Si vous n’avez pas l’intention d’investir dans une entreprise, inutile d’y aller par quatre chemins. Par contre, si vous décidez d’y investir de votre argent, alors tenez vos engagements.  Un business angel qui ne tient pas ses engagements auprès des startuppers n’est pas un business angel mais un business devil… 

9. Diluer son risque en se diversifiant

Diriger pour mieux régner, mais surtout pour mieux gérer. En diversifiant son investissement on dilue le risque pris…une histoire d’œufs et de paniers.  En prévision d’une éventuelle mauvaise passe, il est recommandé de se diversifier rapidement.

10. Accepter les gamelles comme tout entrepreneur 

Investir n’est pas systématiquement synonyme de succes story à la clé. Et encore, il faut en faire du chemin pour y arriver. Un chemin jonché de pierres et en cas de chute, il faut accepter le faux pas et en tirer les leçons. Le minimum est de rester conscient que le risque zéro n’existe pas.

11. Ne pas investir ses dernières économies

On le sait, jouer les business angels n’est pas à la portée de tous. SI vous avez des fins de mois difficiles, que vous refaites le calcul de vos courses en caisse ou de votre facture d’électricité, alors abstenez vous. Pour être business angel il faut en avoir les moyens.  Et pour cause…

12. Argent misé, argent perdu

Toutes les startups ne sont pas vouées à devenir des groupes internationaux au CA à 10 chiffres. Certaines malheureusement,  ne dépassent même pas le stade de la PME. Qui investit son argent dans une startup doit être prêt à le perdre.

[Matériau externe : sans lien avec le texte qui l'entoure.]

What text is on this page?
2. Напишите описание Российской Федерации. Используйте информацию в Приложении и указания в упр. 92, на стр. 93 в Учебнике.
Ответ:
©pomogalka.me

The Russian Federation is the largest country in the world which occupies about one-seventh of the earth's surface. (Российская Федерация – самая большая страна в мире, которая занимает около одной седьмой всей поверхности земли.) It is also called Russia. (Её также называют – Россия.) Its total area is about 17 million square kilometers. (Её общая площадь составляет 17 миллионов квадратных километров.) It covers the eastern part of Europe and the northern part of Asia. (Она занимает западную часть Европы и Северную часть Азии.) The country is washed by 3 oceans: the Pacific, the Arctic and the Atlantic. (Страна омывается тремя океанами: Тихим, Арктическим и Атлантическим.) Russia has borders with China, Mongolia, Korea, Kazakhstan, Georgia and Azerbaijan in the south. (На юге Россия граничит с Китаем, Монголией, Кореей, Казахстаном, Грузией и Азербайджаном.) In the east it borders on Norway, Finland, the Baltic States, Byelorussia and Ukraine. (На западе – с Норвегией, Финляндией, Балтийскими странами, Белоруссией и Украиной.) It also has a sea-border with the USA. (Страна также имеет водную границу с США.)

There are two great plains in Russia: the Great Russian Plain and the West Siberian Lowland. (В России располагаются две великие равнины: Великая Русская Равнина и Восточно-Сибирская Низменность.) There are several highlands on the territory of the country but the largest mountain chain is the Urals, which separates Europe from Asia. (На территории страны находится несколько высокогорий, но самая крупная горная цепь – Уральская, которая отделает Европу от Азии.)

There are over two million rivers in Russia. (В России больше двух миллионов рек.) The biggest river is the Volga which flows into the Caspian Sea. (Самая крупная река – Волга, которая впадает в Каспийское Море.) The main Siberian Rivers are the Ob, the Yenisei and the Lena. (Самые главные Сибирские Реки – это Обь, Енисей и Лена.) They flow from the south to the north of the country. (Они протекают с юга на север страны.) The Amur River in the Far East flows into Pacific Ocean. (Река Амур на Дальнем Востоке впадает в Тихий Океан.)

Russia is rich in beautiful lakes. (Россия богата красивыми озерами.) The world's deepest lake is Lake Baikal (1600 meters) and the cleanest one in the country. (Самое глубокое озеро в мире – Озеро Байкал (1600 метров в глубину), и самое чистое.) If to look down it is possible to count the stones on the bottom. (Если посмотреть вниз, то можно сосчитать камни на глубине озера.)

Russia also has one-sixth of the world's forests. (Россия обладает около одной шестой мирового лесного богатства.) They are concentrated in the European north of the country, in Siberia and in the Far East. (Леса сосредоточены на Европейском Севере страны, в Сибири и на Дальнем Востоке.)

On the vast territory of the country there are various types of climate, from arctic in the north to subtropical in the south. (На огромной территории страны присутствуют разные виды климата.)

Voila les 12 points clés sur lesquels s’appuie un investisseur qui veut devenir un business angel. Par effet miroir, ceci est valable pour le jeune entrepreneur qui doit choisir son ou ses business angels. Mais attention, les business angels ne sont pas (tous) des anges, des mauvaises pratiques existent et pour cela une lecture recommandée :  » Business Devils : les mauvaises pratiques que l’on peut rencontrer  » de Guilhem Bertholet.